Donovan McNabb: Why He Hasn't Won A Super Bowl

Martin LongCorrespondent IJuly 14, 2009

EAST RUTHERFORD, NJ - JANUARY 11:  Quarterback Donovan McNabb #5 of the Philadelphia Eagles kneels after in the end zone as Head Coach Andy Reid walks by after their NFC Divisional Playoff Game against the New York Giants on January 11, 2009 at Giants Stadium in East Rutherford, New Jersey. The Eagles defeated the Giants 23-11. (Photo by Michael Heiman/Getty Images)

Donovan McNabb is good quarterback, perhaps even a great quarterback.

But why hasn't he ever brought home the big one for Philadelphia?

Is it just the defense gives up too many points? Or is it something else?

The Eagles defense has been in the top 10 for the last 10 years under the control of Jim Johnson and has always been good at putting pressure on the quarterback and stuffing the running game.

So if it isn't the defense that is always bottoming out, then what is it?

Lack of consistency.

McNabb has never been consistent throughout a whole season, and neither has the offense he has been set with.

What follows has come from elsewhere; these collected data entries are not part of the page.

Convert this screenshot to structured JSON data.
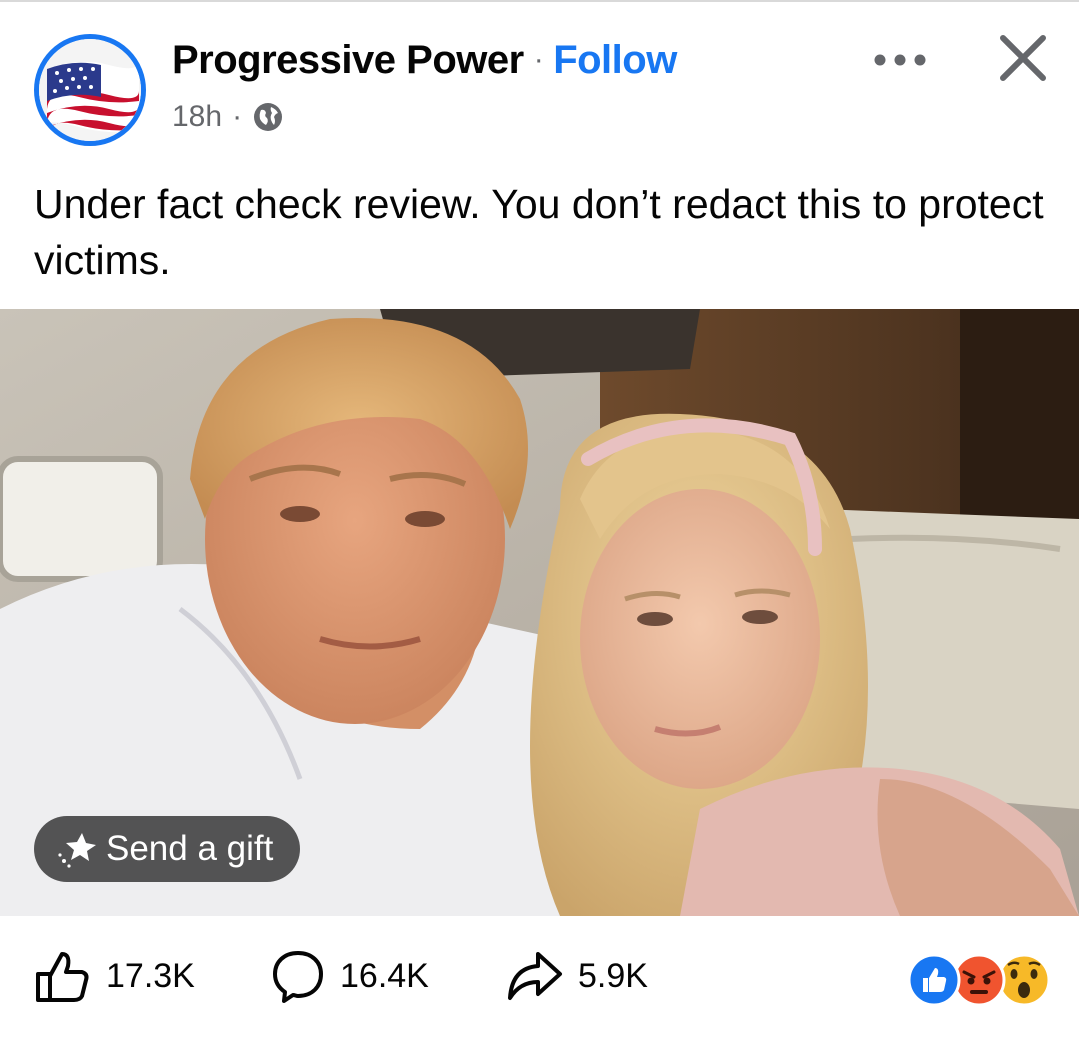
{
  "post": {
    "page_name": "Progressive Power",
    "separator": "·",
    "follow_label": "Follow",
    "time": "18h",
    "meta_separator": "·",
    "privacy_icon": "globe-icon",
    "caption": "Under fact check review. You don’t redact this to protect victims.",
    "gift_label": "Send a gift"
  },
  "footer": {
    "likes": "17.3K",
    "comments": "16.4K",
    "shares": "5.9K",
    "reactions": [
      "like",
      "angry",
      "wow"
    ]
  },
  "colors": {
    "accent": "#1877f2",
    "secondary_text": "#65676b",
    "angry": "#f0542f",
    "wow": "#f7b928"
  }
}
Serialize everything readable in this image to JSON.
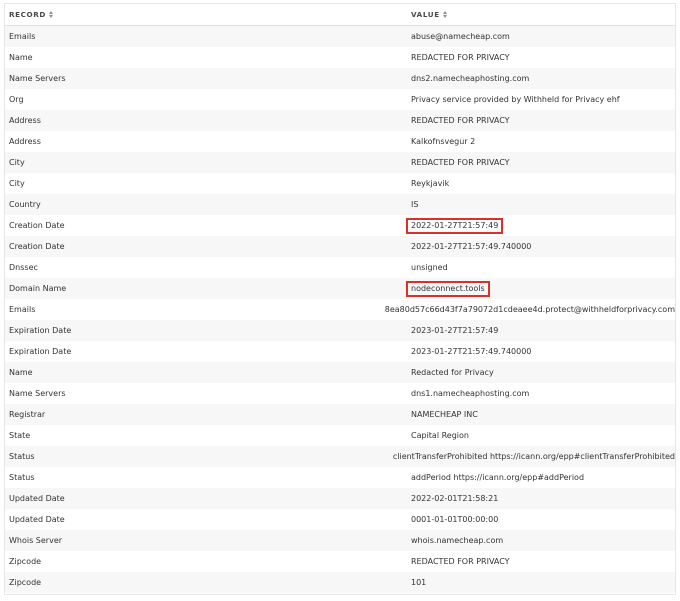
{
  "table": {
    "columns": [
      {
        "label": "RECORD",
        "sort_icon": "sort-updown-icon"
      },
      {
        "label": "VALUE",
        "sort_icon": "sort-updown-icon"
      }
    ],
    "rows": [
      {
        "record": "Emails",
        "value": "abuse@namecheap.com",
        "highlighted": false
      },
      {
        "record": "Name",
        "value": "REDACTED FOR PRIVACY",
        "highlighted": false
      },
      {
        "record": "Name Servers",
        "value": "dns2.namecheaphosting.com",
        "highlighted": false
      },
      {
        "record": "Org",
        "value": "Privacy service provided by Withheld for Privacy ehf",
        "highlighted": false
      },
      {
        "record": "Address",
        "value": "REDACTED FOR PRIVACY",
        "highlighted": false
      },
      {
        "record": "Address",
        "value": "Kalkofnsvegur 2",
        "highlighted": false
      },
      {
        "record": "City",
        "value": "REDACTED FOR PRIVACY",
        "highlighted": false
      },
      {
        "record": "City",
        "value": "Reykjavik",
        "highlighted": false
      },
      {
        "record": "Country",
        "value": "IS",
        "highlighted": false
      },
      {
        "record": "Creation Date",
        "value": "2022-01-27T21:57:49",
        "highlighted": true
      },
      {
        "record": "Creation Date",
        "value": "2022-01-27T21:57:49.740000",
        "highlighted": false
      },
      {
        "record": "Dnssec",
        "value": "unsigned",
        "highlighted": false
      },
      {
        "record": "Domain Name",
        "value": "nodeconnect.tools",
        "highlighted": true
      },
      {
        "record": "Emails",
        "value": "8ea80d57c66d43f7a79072d1cdeaee4d.protect@withheldforprivacy.com",
        "highlighted": false
      },
      {
        "record": "Expiration Date",
        "value": "2023-01-27T21:57:49",
        "highlighted": false
      },
      {
        "record": "Expiration Date",
        "value": "2023-01-27T21:57:49.740000",
        "highlighted": false
      },
      {
        "record": "Name",
        "value": "Redacted for Privacy",
        "highlighted": false
      },
      {
        "record": "Name Servers",
        "value": "dns1.namecheaphosting.com",
        "highlighted": false
      },
      {
        "record": "Registrar",
        "value": "NAMECHEAP INC",
        "highlighted": false
      },
      {
        "record": "State",
        "value": "Capital Region",
        "highlighted": false
      },
      {
        "record": "Status",
        "value": "clientTransferProhibited https://icann.org/epp#clientTransferProhibited",
        "highlighted": false
      },
      {
        "record": "Status",
        "value": "addPeriod https://icann.org/epp#addPeriod",
        "highlighted": false
      },
      {
        "record": "Updated Date",
        "value": "2022-02-01T21:58:21",
        "highlighted": false
      },
      {
        "record": "Updated Date",
        "value": "0001-01-01T00:00:00",
        "highlighted": false
      },
      {
        "record": "Whois Server",
        "value": "whois.namecheap.com",
        "highlighted": false
      },
      {
        "record": "Zipcode",
        "value": "REDACTED FOR PRIVACY",
        "highlighted": false
      },
      {
        "record": "Zipcode",
        "value": "101",
        "highlighted": false
      }
    ]
  },
  "colors": {
    "highlight_border": "#d9302c",
    "row_stripe": "#f7f7f7",
    "header_border": "#e2e2e2"
  }
}
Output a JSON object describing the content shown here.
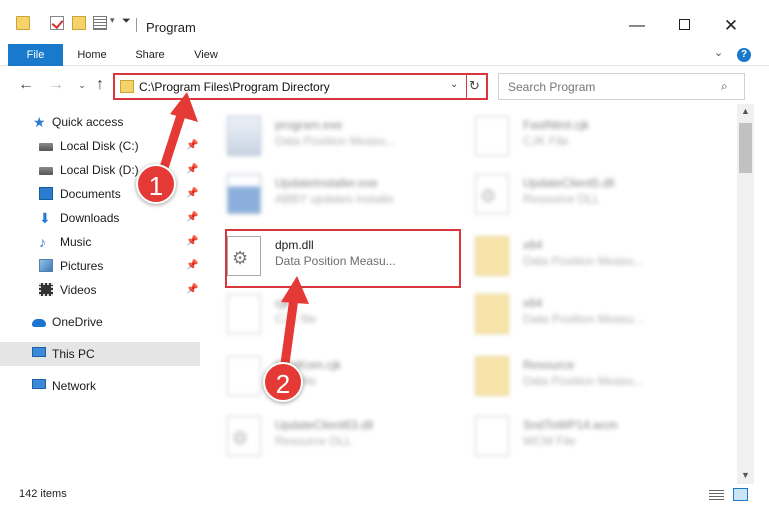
{
  "window": {
    "title": "Program"
  },
  "ribbon": {
    "tabs": [
      "File",
      "Home",
      "Share",
      "View"
    ]
  },
  "address": {
    "path": "C:\\Program Files\\Program Directory"
  },
  "search": {
    "placeholder": "Search Program"
  },
  "sidebar": {
    "items": [
      {
        "label": "Quick access",
        "icon": "quick-access-star-icon",
        "pinned": false
      },
      {
        "label": "Local Disk (C:)",
        "icon": "drive-icon",
        "pinned": true
      },
      {
        "label": "Local Disk (D:)",
        "icon": "drive-icon",
        "pinned": true
      },
      {
        "label": "Documents",
        "icon": "documents-icon",
        "pinned": true
      },
      {
        "label": "Downloads",
        "icon": "downloads-icon",
        "pinned": true
      },
      {
        "label": "Music",
        "icon": "music-icon",
        "pinned": true
      },
      {
        "label": "Pictures",
        "icon": "pictures-icon",
        "pinned": true
      },
      {
        "label": "Videos",
        "icon": "videos-icon",
        "pinned": true
      },
      {
        "label": "OneDrive",
        "icon": "onedrive-icon",
        "pinned": false
      },
      {
        "label": "This PC",
        "icon": "this-pc-icon",
        "pinned": false,
        "selected": true
      },
      {
        "label": "Network",
        "icon": "network-icon",
        "pinned": false
      }
    ]
  },
  "files": [
    {
      "name": "program.exe",
      "desc": "Data Position Measu...",
      "icon": "exe-icon"
    },
    {
      "name": "FastNtml.cjk",
      "desc": "CJK File",
      "icon": "document-icon"
    },
    {
      "name": "UpdateInstaller.exe",
      "desc": "ABBY updates installe",
      "icon": "installer-icon"
    },
    {
      "name": "UpdateClient5.dll",
      "desc": "Resource DLL",
      "icon": "dll-icon"
    },
    {
      "name": "dpm.dll",
      "desc": "Data Position Measu...",
      "icon": "dll-icon",
      "highlighted": true
    },
    {
      "name": "x64",
      "desc": "Data Position Measu...",
      "icon": "folder-icon"
    },
    {
      "name": "cjk",
      "desc": "CJK file",
      "icon": "document-icon"
    },
    {
      "name": "x64",
      "desc": "Data Position Measu...",
      "icon": "folder-icon"
    },
    {
      "name": "FastKom.cjk",
      "desc": "CJK file",
      "icon": "document-icon"
    },
    {
      "name": "Resource",
      "desc": "Data Position Measu...",
      "icon": "folder-icon"
    },
    {
      "name": "UpdateClient63.dll",
      "desc": "Resource DLL",
      "icon": "dll-icon"
    },
    {
      "name": "SndToWP14.wcm",
      "desc": "WCM File",
      "icon": "document-icon"
    }
  ],
  "status": {
    "item_count": "142 items"
  },
  "annotations": {
    "step1": "1",
    "step2": "2"
  },
  "colors": {
    "accent": "#1979ca",
    "highlight": "#d9363e",
    "badge": "#e53935"
  }
}
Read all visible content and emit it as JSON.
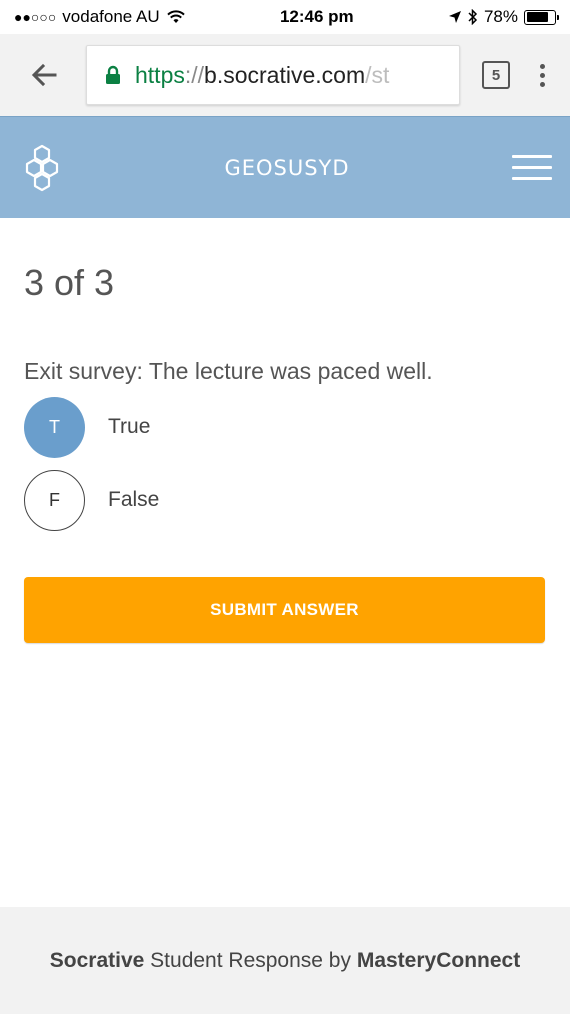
{
  "status_bar": {
    "signal": "●●○○○",
    "carrier": "vodafone AU",
    "time": "12:46 pm",
    "battery": "78%",
    "battery_level": 0.78
  },
  "browser": {
    "url_scheme": "https",
    "url_separator": "://",
    "url_host": "b.socrative.com",
    "url_path": "/st",
    "tab_count": "5"
  },
  "header": {
    "room_name": "GEOSUSYD"
  },
  "quiz": {
    "progress": "3 of 3",
    "question": "Exit survey: The lecture was paced well.",
    "answers": [
      {
        "letter": "T",
        "label": "True",
        "selected": true
      },
      {
        "letter": "F",
        "label": "False",
        "selected": false
      }
    ],
    "submit_label": "SUBMIT ANSWER"
  },
  "footer": {
    "brand": "Socrative",
    "middle": " Student Response by ",
    "company": "MasteryConnect"
  },
  "colors": {
    "header_bg": "#8fb5d6",
    "selected_answer": "#6a9ecc",
    "submit_button": "#ffa300",
    "url_secure": "#0b8043"
  }
}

In 2004, when the Eagles made their Super Bowl run, it seemed as though McNabb was becoming an elite quarterback. After throwing three interceptions and being sacked four times in the Super Bowl in the loss to the Patriots, McNabb was kind of forgotten about and brushed off as elite.

This is just one of the cases of McNabb's inconsistent play. Over his career, McNabb has been plagued by knee injuries, sports hernia and ankle problems that have set him back and caused him to lose a step or two.

The injuries cannot be completely blamed on McNabb; perhaps lack of conditioning was a factor, but when a player is tackled in the National Football League, there is a high chance there may be an injury, and that unfortunately happened to McNabb.

Last season, it took five losses, a tie, and a benching before McNabb got his act together. Granted after that Week 12 loss McNabb did get his act together and led the Eagles all the way to the NFC Championship game.

But in that game against Arizona, McNabb was yet again inconsistent. In the first half, McNabb could not seem to find his rhythm and could not get his team going. In the second half, McNabb stepped up, but it was too little, too late, and the Eagles lost a nail-bitter to the Cardinals.

Over the years, though, McNabb has not had what anyone would call a good receiving core, and that is putting it lightly.

The only true No. 1 receiver he ever had was Terrell Owens. He eventually ended up being released from the team for causing more trouble than good.

McNabb has always soldiered along though and has led the Eagles to the playoffs seven out of the last 10 years. This is a great record, but still those playoff victories don't bring home the Lombardi Trophy.

This year could be different. McNabb has a receiving core with not one great receiver, but with four good receivers: DeSean Jackson, Kevin Curtis, Jeremy Maclin, and Hank Baskett, any of who could become great.

This year is the year that McNabb has to show and prove that he is a great and elite quarterback and bring home a Lombardi Trophy.

Because as much as Eagles fans deny it, they must be getting sick of coming up short.